New York banking regulators indicated Monday that they would indefinitely suspend Promontory Financial Group from some consulting work because of problems with its anti-money-laundering compliance work for U.K. bank Standard Chartered PLC.

In a report issued Monday, the New York Department of Financial Services said Promontory had "exhibited a lack of independent judgment" in its work for Standard Chartered in 2010 and 2011. In addition, certain testimony from Promontory witnesses during the regulator's investigation "lacked credibility," the NYDFS said.

As a result, the department said, it would not approve any similar work for Promontory "until further notice." Consulting firms are hired for compliance work for New York-regulated banks that get into hot water with the NYDFS, but those engagements must be approved by the department.

A Promontory spokesman did not have any immediate comment.

The New York department has been targeting consultants who review and help banks with regulatory issues, over concerns that they could be subject to conflicts of interest because the same banks whose work they assess also hire and pay them.

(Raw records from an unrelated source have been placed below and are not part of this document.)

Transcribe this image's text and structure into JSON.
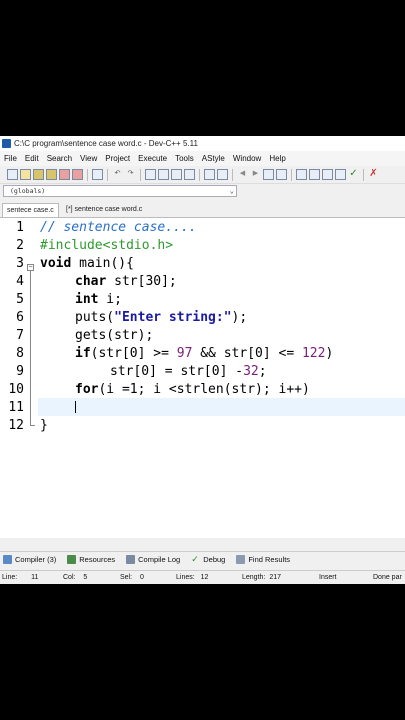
{
  "window": {
    "title": "C:\\C program\\sentence case word.c - Dev-C++ 5.11"
  },
  "menu": [
    "File",
    "Edit",
    "Search",
    "View",
    "Project",
    "Execute",
    "Tools",
    "AStyle",
    "Window",
    "Help"
  ],
  "scope": {
    "value": "(globals)"
  },
  "tabs": [
    {
      "label": "sentece case.c"
    },
    {
      "label": "[*] sentence case word.c"
    }
  ],
  "editor": {
    "line_numbers": [
      "1",
      "2",
      "3",
      "4",
      "5",
      "6",
      "7",
      "8",
      "9",
      "10",
      "11",
      "12"
    ],
    "lines": {
      "l1": "// sentence case....",
      "l2": "#include<stdio.h>",
      "l3a": "void",
      "l3b": " main(){",
      "l4a": "char",
      "l4b": " str[30];",
      "l5a": "int",
      "l5b": " i;",
      "l6a": "puts(",
      "l6b": "\"Enter string:\"",
      "l6c": ");",
      "l7": "gets(str);",
      "l8a": "if",
      "l8b": "(str[0] >= ",
      "l8c": "97",
      "l8d": " && str[0] <= ",
      "l8e": "122",
      "l8f": ")",
      "l9a": "str[0] = str[0] -",
      "l9b": "32",
      "l9c": ";",
      "l10a": "for",
      "l10b": "(i =1; i <strlen(str); i++)",
      "l12": "}"
    },
    "current_line": 11
  },
  "bottom_tabs": [
    {
      "label": "Compiler (3)",
      "icon": "compiler-icon"
    },
    {
      "label": "Resources",
      "icon": "resources-icon"
    },
    {
      "label": "Compile Log",
      "icon": "compile-log-icon"
    },
    {
      "label": "Debug",
      "icon": "debug-icon"
    },
    {
      "label": "Find Results",
      "icon": "find-results-icon"
    }
  ],
  "status": {
    "line_label": "Line:",
    "line": "11",
    "col_label": "Col:",
    "col": "5",
    "sel_label": "Sel:",
    "sel": "0",
    "lines_label": "Lines:",
    "lines": "12",
    "length_label": "Length:",
    "length": "217",
    "mode": "Insert",
    "message": "Done par"
  },
  "colors": {
    "comment": "#2a6fc9",
    "preprocessor": "#2e9a2e",
    "string": "#1a1aa6",
    "number": "#7a1e7a",
    "current_line": "#e9f4ff"
  }
}
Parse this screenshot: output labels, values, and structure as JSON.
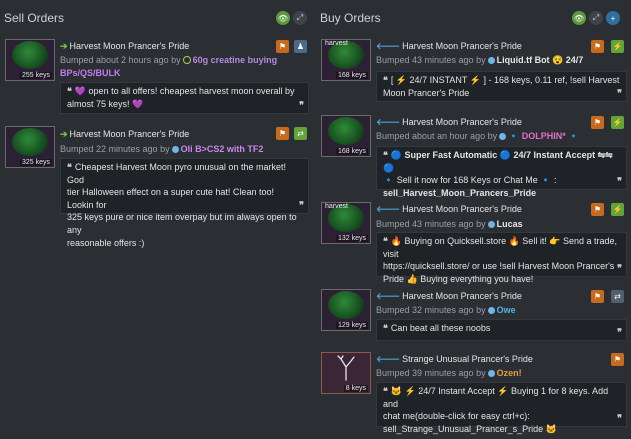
{
  "sell_orders": {
    "title": "Sell Orders",
    "listings": [
      {
        "item_name": "Harvest Moon Prancer's Pride",
        "keys": "255 keys",
        "bumped_text": "Bumped about 2 hours ago by",
        "user": "60g creatine buying BPs/QS/BULK",
        "user_line2": "BPs/QS/BULK",
        "user_line1": "60g creatine buying",
        "message": "💜 open to all offers! cheapest harvest moon overall by almost 75 keys! 💜",
        "message_line1": "💜 open to all offers! cheapest harvest moon overall by",
        "message_line2": "almost 75 keys! 💜"
      },
      {
        "item_name": "Harvest Moon Prancer's Pride",
        "keys": "325 keys",
        "bumped_text": "Bumped 22 minutes ago by",
        "user": "Oli B>CS2 with TF2",
        "message_line1": "Cheapest Harvest Moon pyro unusual on the market! God",
        "message_line2": "tier Halloween effect on a super cute hat! Clean too! Lookin for",
        "message_line3": "325 keys pure or nice item overpay but im always open to any",
        "message_line4": "reasonable offers :)"
      }
    ]
  },
  "buy_orders": {
    "title": "Buy Orders",
    "listings": [
      {
        "item_name": "Harvest Moon Prancer's Pride",
        "thumb_label": "harvest",
        "keys": "168 keys",
        "bumped_text": "Bumped 43 minutes ago by",
        "user": "Liquid.tf Bot 😵 24/7",
        "message_line1": "[ ⚡ 24/7 INSTANT ⚡ ] - 168 keys, 0.11 ref, !sell Harvest",
        "message_line2": "Moon Prancer's Pride"
      },
      {
        "item_name": "Harvest Moon Prancer's Pride",
        "keys": "168 keys",
        "bumped_text": "Bumped about an hour ago by",
        "user": "🔹 DOLPHIN* 🔹",
        "message_line1": "🔵 Super Fast Automatic 🔵 24/7 Instant Accept ⇋⇋ 🔵",
        "message_line2": "🔹 Sell it now for 168 Keys or Chat Me 🔹 :",
        "message_line3": "sell_Harvest_Moon_Prancers_Pride"
      },
      {
        "item_name": "Harvest Moon Prancer's Pride",
        "thumb_label": "harvest",
        "keys": "132 keys",
        "bumped_text": "Bumped 43 minutes ago by",
        "user": "Lucas",
        "message_line1": "🔥 Buying on Quicksell.store 🔥 Sell it! 👉 Send a trade, visit",
        "message_line2": "https://quicksell.store/ or use !sell Harvest Moon Prancer's",
        "message_line3": "Pride 👍 Buying everything you have!"
      },
      {
        "item_name": "Harvest Moon Prancer's Pride",
        "keys": "129 keys",
        "bumped_text": "Bumped 32 minutes ago by",
        "user": "Owe",
        "message_line1": "Can beat all these noobs"
      },
      {
        "item_name": "Strange Unusual Prancer's Pride",
        "keys": "8 keys",
        "bumped_text": "Bumped 39 minutes ago by",
        "user": "Ozen!",
        "message_line1": "🐱 ⚡ 24/7 Instant Accept ⚡ Buying 1 for 8 keys. Add and",
        "message_line2": "chat me(double-click for easy ctrl+c):",
        "message_line3": "sell_Strange_Unusual_Prancer_s_Pride 🐱"
      }
    ]
  },
  "icons": {
    "eye": "eye-icon",
    "expand": "expand-icon",
    "plus": "plus-icon",
    "trade": "trade-icon",
    "lightning": "lightning-icon",
    "quote": "quote-icon",
    "flag": "flag-icon"
  },
  "colors": {
    "background": "#2b2e33",
    "accent_green": "#5b9a3c",
    "flag_orange": "#c86a1c",
    "sell_arrow": "#7ac240",
    "buy_arrow": "#4f9ed8"
  }
}
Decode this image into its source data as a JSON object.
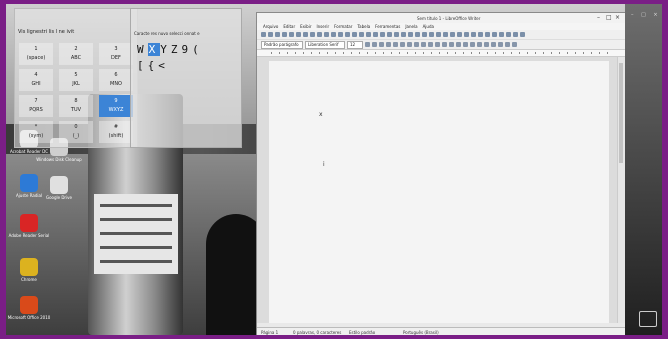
{
  "keypanel": {
    "title": "Vis  lignestri  lis  l  ne  ivit",
    "keys": [
      {
        "top": "1",
        "bottom": "(space)"
      },
      {
        "top": "2",
        "bottom": "ABC"
      },
      {
        "top": "3",
        "bottom": "DEF"
      },
      {
        "top": "4",
        "bottom": "GHI"
      },
      {
        "top": "5",
        "bottom": "JKL"
      },
      {
        "top": "6",
        "bottom": "MNO"
      },
      {
        "top": "7",
        "bottom": "PQRS"
      },
      {
        "top": "8",
        "bottom": "TUV"
      },
      {
        "top": "9",
        "bottom": "WXYZ"
      },
      {
        "top": "*",
        "bottom": "(sym)"
      },
      {
        "top": "0",
        "bottom": "(_)"
      },
      {
        "top": "#",
        "bottom": "(shift)"
      }
    ],
    "active_key": 8
  },
  "charpanel": {
    "title": "Caracte  res  nuvo  selecci  onnat  e",
    "row1": [
      "W",
      "X",
      "Y",
      "Z",
      "9",
      "("
    ],
    "row2": [
      "[",
      "{",
      "<"
    ],
    "selected": "X"
  },
  "desktop_icons": [
    {
      "name": "Acorp",
      "label": "Acrobat Reader DC",
      "color": "#d8d8d8"
    },
    {
      "name": "Settings",
      "label": "Ajuste Radial",
      "color": "#2d7ad6"
    },
    {
      "name": "Acrobat",
      "label": "Adobe Reader Serial",
      "color": "#d92525"
    },
    {
      "name": "Chrome",
      "label": "Chrome",
      "color": "#dcb21f"
    },
    {
      "name": "Office",
      "label": "Microsoft Office 2010",
      "color": "#d94a1a"
    }
  ],
  "desktop_icons_col2": [
    {
      "label": "Windows Disk Cleanup",
      "color": "#cfcfcf"
    },
    {
      "label": "Google Drive",
      "color": "#e0e0e0"
    }
  ],
  "writer": {
    "title": "Sem título 1 - LibreOffice Writer",
    "menu": [
      "Arquivo",
      "Editar",
      "Exibir",
      "Inserir",
      "Formatar",
      "Tabela",
      "Ferramentas",
      "Janela",
      "Ajuda"
    ],
    "style_box": "Padrão parágrafo",
    "font_box": "Liberation Serif",
    "size_box": "12",
    "doc_chars": [
      "x",
      "i"
    ],
    "status": {
      "page": "Página 1",
      "words": "0 palavras, 0 caracteres",
      "style": "Estilo padrão",
      "lang": "Português (Brasil)"
    }
  },
  "colors": {
    "frame": "#7a1e86",
    "accent": "#3c84d6"
  }
}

The action against Promontory follows settlements over similar issues between the NYDFS and units of Deloitte LLP and PricewaterhouseCoopers LLP. Deloitte agreed in 2013 to pay $10 million and accept a one-year ban from consulting for New York regulated banks over its anti-money-laundering work for Standard Chartered. PwC agreed in 2014 to pay $25 million and accept a two-year suspension over its work for Bank of Tokyo-Mitsubishi.